Understanding the role inspection plays within the broader builder relationship — including how to document disputes, protect your legal rights, and work effectively with a builder throughout the process — is covered in depth in our hiring and working with builders pillar, which addresses every dimension of the builder-owner relationship from contract through occupancy.
For a complete guide to finding, vetting, and engaging the right independent inspector for your specific build — including credential verification steps, scope negotiation strategies, and report format requirements to specify in advance — our third-party inspector selection guide covers every step of the hiring process.
Conclusion
Inspections, walkthroughs, and quality control are the primary mechanisms verifying the home being built actually matches the one you contracted for.

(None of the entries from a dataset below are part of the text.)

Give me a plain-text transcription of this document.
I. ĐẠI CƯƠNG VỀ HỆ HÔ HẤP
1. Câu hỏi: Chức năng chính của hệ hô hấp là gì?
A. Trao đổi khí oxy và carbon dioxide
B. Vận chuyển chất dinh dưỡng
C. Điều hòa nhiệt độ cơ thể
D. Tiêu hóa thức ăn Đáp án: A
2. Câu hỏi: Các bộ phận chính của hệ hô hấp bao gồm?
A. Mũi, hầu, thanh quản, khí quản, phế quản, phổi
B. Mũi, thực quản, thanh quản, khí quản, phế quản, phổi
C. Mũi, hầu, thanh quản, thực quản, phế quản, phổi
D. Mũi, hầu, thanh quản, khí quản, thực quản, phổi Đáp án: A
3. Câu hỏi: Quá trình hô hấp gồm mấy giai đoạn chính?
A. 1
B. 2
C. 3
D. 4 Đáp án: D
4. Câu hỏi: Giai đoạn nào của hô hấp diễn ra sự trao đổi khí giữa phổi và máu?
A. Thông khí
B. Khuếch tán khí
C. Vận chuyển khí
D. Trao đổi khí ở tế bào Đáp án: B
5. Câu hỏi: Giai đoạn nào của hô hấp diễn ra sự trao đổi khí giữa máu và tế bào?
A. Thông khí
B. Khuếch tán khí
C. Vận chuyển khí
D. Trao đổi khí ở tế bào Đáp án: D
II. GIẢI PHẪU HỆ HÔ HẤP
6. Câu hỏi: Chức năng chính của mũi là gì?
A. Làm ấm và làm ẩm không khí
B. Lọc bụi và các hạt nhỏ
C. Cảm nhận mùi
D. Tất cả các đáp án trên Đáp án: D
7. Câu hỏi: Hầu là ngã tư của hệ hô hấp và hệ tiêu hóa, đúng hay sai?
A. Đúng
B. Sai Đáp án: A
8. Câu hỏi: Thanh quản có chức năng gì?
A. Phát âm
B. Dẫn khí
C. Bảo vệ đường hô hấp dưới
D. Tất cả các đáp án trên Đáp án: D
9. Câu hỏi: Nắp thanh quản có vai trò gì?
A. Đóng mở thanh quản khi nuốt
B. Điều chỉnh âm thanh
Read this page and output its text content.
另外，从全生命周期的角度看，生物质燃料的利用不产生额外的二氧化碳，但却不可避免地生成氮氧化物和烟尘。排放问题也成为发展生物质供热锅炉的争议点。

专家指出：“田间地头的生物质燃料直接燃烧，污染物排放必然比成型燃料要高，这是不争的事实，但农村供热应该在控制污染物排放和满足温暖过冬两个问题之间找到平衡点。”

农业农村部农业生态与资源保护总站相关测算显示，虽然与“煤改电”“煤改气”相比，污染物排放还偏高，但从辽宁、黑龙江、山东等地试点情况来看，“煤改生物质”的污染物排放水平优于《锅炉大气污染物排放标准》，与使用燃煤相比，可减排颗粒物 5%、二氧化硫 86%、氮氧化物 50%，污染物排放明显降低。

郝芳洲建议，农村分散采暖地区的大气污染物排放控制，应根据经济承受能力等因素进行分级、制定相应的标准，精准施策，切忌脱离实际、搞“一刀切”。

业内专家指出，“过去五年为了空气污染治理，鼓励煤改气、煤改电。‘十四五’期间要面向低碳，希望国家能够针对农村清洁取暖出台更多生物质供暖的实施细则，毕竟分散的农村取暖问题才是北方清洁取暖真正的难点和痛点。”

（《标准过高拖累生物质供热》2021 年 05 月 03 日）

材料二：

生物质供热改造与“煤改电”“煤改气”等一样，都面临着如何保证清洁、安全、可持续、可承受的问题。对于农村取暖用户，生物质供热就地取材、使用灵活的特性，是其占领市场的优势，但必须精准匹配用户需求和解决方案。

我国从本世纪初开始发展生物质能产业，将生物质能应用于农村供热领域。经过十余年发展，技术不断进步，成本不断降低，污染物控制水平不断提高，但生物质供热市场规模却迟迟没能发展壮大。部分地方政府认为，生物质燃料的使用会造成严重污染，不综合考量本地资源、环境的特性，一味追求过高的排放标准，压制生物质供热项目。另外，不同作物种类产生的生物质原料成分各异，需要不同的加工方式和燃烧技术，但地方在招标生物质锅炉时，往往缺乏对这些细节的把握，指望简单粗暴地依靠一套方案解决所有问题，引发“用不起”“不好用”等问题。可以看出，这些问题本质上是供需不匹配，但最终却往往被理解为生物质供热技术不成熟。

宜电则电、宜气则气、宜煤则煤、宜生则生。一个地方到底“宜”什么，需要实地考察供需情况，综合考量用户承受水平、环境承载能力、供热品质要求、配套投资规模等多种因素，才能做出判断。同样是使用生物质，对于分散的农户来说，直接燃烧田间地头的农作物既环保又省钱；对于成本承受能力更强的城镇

Every construction phase creates an opportunity to catch defects at a fraction of post-occupancy repair costs, from the foundation pour through the final 11-month warranty walkthrough.
At Mr. Local Services, we connect homeowners and builders with qualified new construction inspectors at every build phase. Contact us to get started today.
Frequently Asked Questions
What is the difference between a municipal inspection and a third-party quality inspection?
A municipal inspector verifies minimum code compliance on behalf of the local government. A third-party quality inspector works for you, assessing both code compliance and workmanship quality, and delivering a detailed report you can use to hold your builder accountable.
When should I schedule a pre-drywall inspection?
Schedule the pre-drywall inspection immediately after insulation is complete and before any drywall is installed. Confirm the timing with your builder weekly during the framing and rough-in phases, as this window is typically only three to seven days.
What is a HERS rating and do I need one?
A HERS (Home Energy Rating System) rating is a numerical score measuring a home’s energy efficiency relative to a reference standard. Many jurisdictions now require HERS verification as part of energy code compliance for CO issuance, and it is also required for ENERGY STAR certification and several green financing programs.
What happens if my home fails the final inspection?
The building department issues a conditional rejection that lists the specific items requiring correction. Your builder corrects each item, requests a re-inspection, and pays any applicable re-inspection fees. The certificate of occupancy is issued only after the final inspection passes without outstanding conditions.
What should be included on a punch list?
Every incomplete or defective item found during the final walkthrough, organized by trade and room location, with a precise location description, specific defect description, contract specification reference where applicable, and a photograph for each item. Vague entries produce inconsistent results; specific, documented entries create accountability.
What is the 11-month warranty inspection?
The 11-month inspection is a proactive walkthrough conducted approximately 11 months after closing to identify and document all warranty-eligible defects before the one-year workmanship warranty expires. Items not reported in writing before that deadline generally fall outside builder warranty coverage.
Can I occupy a new home without a certificate of occupancy?
No. Occupying a new home without a certificate of occupancy is illegal in virtually all US jurisdictions, violates the terms of most mortgage agreements, and may result in municipal fines or mandatory evacuation. Your lender will also withhold the final mortgage disbursement until a CO is formally issued.